Моя сестра со своим шведским мужем прибыла из Стокгольма в Москву в разгар перестройки. В то время шведские газеты пестрели статьями о подданных трех корон, которые нажили огромные деньги на русском бизнесе. «А вдруг и нам повезет?» — подумали мои родственники и на несколько дней сделали мою московскую квартиру своей резиденцией.
График их работы был расписан по минутам. Каждые полчаса в дверь звонили новые посетители. Господи! Чего они только не предлагали! Сибирскую нефть, уральские самоцветы, якутские алмазы, камчатских крабов, каспийскую икру, уренгойский газ и золото Бодайбо!
Слухи о богатых шведских клиентах поползли по Москве. Меня останавливали малознакомые люди и просили вывести их на контакт с сестрой. И вот, когда я кормил родственников в нашем киношном клубе, к моему столику как бы случайно подошел Валентин Кузьмич, постоянный посетитель ресторана, — я знал его как ответственного партийного чиновника, курирующего медицину. Он завел отвлеченный разговор и присел на свободный стул. Я познакомил его с сестрой и ее мужем. Разговор перешел на цель их визита, и Валентин Кузьмич попросил об аудиенции, сказав, что у него, может быть, есть очень интересное предложение для Швеции.
— Кто это? — спросила сестра, когда он ушел.
Я рассказал все, что о нем знал.
— Пусть приходит, — сказал муж сестры. — Бизнес выше политики.
На следующий день Валентин Кузьмич явился минута в минуту в назначенное время, разделся и попросил меня дать ему возможность «поговорить со шведской стороной с глазу на глаз».
— Пожалуйста, — сказал я и ушел в кухню заваривать чай.
Минут через десять ко мне заглянул муж сестры. Прежде абсолютно спокойный и непробиваемый эмоциями, швед выглядел очень странно.
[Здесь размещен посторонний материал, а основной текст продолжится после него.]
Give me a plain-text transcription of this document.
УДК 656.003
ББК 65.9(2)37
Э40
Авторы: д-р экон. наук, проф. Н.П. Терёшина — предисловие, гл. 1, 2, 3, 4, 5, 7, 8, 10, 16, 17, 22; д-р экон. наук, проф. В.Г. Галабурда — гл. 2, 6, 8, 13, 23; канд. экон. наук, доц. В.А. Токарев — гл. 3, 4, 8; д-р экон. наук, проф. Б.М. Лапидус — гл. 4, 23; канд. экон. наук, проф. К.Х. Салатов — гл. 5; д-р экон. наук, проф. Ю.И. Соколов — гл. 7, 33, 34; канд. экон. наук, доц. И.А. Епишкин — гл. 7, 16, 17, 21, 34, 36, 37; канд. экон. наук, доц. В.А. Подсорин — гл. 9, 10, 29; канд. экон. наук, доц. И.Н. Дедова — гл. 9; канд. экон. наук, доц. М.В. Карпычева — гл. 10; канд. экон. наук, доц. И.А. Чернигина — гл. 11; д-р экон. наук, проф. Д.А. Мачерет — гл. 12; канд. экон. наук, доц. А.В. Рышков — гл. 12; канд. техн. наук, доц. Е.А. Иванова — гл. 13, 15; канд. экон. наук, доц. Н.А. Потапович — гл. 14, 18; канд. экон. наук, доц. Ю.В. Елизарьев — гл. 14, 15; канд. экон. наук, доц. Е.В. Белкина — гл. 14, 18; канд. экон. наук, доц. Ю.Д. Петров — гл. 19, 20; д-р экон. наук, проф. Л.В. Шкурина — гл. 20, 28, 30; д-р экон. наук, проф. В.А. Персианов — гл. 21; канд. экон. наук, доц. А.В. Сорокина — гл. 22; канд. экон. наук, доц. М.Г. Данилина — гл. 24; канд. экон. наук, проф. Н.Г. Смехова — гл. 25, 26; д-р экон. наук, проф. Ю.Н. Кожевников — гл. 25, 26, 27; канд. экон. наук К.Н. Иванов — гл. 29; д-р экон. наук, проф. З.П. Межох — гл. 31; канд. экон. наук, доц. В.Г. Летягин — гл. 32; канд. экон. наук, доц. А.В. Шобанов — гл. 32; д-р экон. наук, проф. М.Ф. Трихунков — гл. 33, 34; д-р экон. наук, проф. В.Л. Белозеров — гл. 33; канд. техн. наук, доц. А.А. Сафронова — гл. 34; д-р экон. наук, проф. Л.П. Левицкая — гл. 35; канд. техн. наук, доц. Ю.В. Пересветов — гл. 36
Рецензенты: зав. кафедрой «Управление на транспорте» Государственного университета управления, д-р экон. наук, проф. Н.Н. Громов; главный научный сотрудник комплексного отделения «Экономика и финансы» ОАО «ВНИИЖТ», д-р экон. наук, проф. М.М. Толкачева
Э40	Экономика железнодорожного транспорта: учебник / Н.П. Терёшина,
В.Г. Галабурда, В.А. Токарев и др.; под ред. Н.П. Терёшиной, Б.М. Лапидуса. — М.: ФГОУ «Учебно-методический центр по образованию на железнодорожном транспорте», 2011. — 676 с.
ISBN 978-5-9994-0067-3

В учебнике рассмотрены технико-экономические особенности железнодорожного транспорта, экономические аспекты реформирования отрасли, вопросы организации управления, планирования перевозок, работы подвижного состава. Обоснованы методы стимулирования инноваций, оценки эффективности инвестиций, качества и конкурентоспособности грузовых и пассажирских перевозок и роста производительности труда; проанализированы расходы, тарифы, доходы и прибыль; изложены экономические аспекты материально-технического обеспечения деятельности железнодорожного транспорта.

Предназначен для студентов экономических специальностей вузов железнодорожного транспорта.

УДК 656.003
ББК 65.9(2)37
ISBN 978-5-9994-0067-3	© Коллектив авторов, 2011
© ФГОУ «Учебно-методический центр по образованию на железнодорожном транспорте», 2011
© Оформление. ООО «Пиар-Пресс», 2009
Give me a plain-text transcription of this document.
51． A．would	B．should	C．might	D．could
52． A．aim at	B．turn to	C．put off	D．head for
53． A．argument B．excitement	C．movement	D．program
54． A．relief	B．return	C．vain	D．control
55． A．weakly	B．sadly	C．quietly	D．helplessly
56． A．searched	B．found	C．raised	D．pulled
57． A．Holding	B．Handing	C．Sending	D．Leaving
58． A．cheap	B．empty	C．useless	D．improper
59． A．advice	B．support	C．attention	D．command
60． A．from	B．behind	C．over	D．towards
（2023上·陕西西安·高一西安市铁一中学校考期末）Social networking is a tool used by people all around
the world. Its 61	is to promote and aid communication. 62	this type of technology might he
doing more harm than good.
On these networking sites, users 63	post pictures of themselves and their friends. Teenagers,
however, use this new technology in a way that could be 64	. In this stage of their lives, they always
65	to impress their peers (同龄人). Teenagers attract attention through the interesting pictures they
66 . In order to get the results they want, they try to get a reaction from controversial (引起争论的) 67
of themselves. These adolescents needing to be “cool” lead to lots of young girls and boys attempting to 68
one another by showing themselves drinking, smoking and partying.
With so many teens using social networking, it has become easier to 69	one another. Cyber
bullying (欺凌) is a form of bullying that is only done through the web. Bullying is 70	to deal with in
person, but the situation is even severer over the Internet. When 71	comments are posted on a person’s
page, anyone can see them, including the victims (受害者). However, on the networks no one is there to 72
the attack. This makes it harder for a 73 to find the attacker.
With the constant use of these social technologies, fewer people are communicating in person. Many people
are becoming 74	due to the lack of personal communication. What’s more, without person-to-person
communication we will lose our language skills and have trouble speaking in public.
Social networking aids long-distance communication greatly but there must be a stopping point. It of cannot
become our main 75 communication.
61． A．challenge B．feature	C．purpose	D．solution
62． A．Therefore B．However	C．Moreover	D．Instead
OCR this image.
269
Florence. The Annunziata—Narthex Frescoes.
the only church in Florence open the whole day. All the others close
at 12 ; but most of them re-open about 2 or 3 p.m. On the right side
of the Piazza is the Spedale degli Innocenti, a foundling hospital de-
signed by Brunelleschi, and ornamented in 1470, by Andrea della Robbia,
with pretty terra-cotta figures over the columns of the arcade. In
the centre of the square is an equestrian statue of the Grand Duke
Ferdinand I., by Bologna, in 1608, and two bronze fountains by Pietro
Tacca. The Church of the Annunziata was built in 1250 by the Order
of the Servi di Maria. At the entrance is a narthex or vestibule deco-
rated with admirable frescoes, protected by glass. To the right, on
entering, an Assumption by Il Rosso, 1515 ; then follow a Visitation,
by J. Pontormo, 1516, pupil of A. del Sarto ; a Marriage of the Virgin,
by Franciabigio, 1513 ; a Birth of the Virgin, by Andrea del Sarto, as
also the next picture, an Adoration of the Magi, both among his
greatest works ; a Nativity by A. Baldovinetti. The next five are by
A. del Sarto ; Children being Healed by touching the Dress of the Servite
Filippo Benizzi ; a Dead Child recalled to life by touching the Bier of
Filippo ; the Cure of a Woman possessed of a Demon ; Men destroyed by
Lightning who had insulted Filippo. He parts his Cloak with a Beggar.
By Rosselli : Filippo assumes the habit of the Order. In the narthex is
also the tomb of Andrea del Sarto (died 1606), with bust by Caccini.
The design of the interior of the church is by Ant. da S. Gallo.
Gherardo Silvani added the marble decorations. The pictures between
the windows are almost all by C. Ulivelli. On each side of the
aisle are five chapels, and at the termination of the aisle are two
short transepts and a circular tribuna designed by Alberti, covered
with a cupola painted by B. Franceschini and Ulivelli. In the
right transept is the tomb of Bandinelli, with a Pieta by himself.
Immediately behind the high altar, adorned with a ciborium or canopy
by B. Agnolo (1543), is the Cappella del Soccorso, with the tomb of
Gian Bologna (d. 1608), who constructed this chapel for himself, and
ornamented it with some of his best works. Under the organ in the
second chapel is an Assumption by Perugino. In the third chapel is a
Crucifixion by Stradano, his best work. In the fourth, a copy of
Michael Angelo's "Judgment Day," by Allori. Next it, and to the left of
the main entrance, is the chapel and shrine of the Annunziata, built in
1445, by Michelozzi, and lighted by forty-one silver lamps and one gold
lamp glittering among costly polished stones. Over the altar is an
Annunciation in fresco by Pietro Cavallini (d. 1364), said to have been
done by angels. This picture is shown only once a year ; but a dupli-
Будто не видя меня, он налил себе воды в стакан и запил какую-то таблетку.
— Ты в порядке? — спросил я.
Но он только неопределенно махнул рукой.
В эту минуту я услышал разговор на повышенных тонах, а через мгновение Валентин Кузьмич пулей вылетел из комнаты, схватил свое пальто и, хлопнув дверью, исчез из квартиры.
— Что случилось? — спросил я у побледневшей сестры.
— Ты хорошо его знаешь? — спросила она.
— Я же тебе сказал, что только шапочно, а в чем дело? Что произошло?
— Ничего особенного, но сегодня мы больше никого не принимаем. От этого надо прийти в себя.
— От чего?
— От этого русского бизнеса. Ты знаешь, что он нам предложил?
— Нет.
— Любые свежие человеческие органы в течение двадцати четырех часов после заказа. С доставкой.
Изложив эту леденящую душу историю, я замолчал. Моих баек, если их как следует «распушить», Пьеру должно было хватить на увесистый том. Значит, я добросовестно выполнил его просьбу. Теперь можно было сворачивать на тему моих парижских неприятностей. Но сделать это нужно было плавно и ненавязчиво, чтобы все выглядело как естественное продолжение нашей безответственной трепотни. Прежде чем нагружать Пьера своими проблемами, я решил рассказать ему, как и почему я оказался на Западе. Тем более что приятель, размягченный шабли, настроился слушать.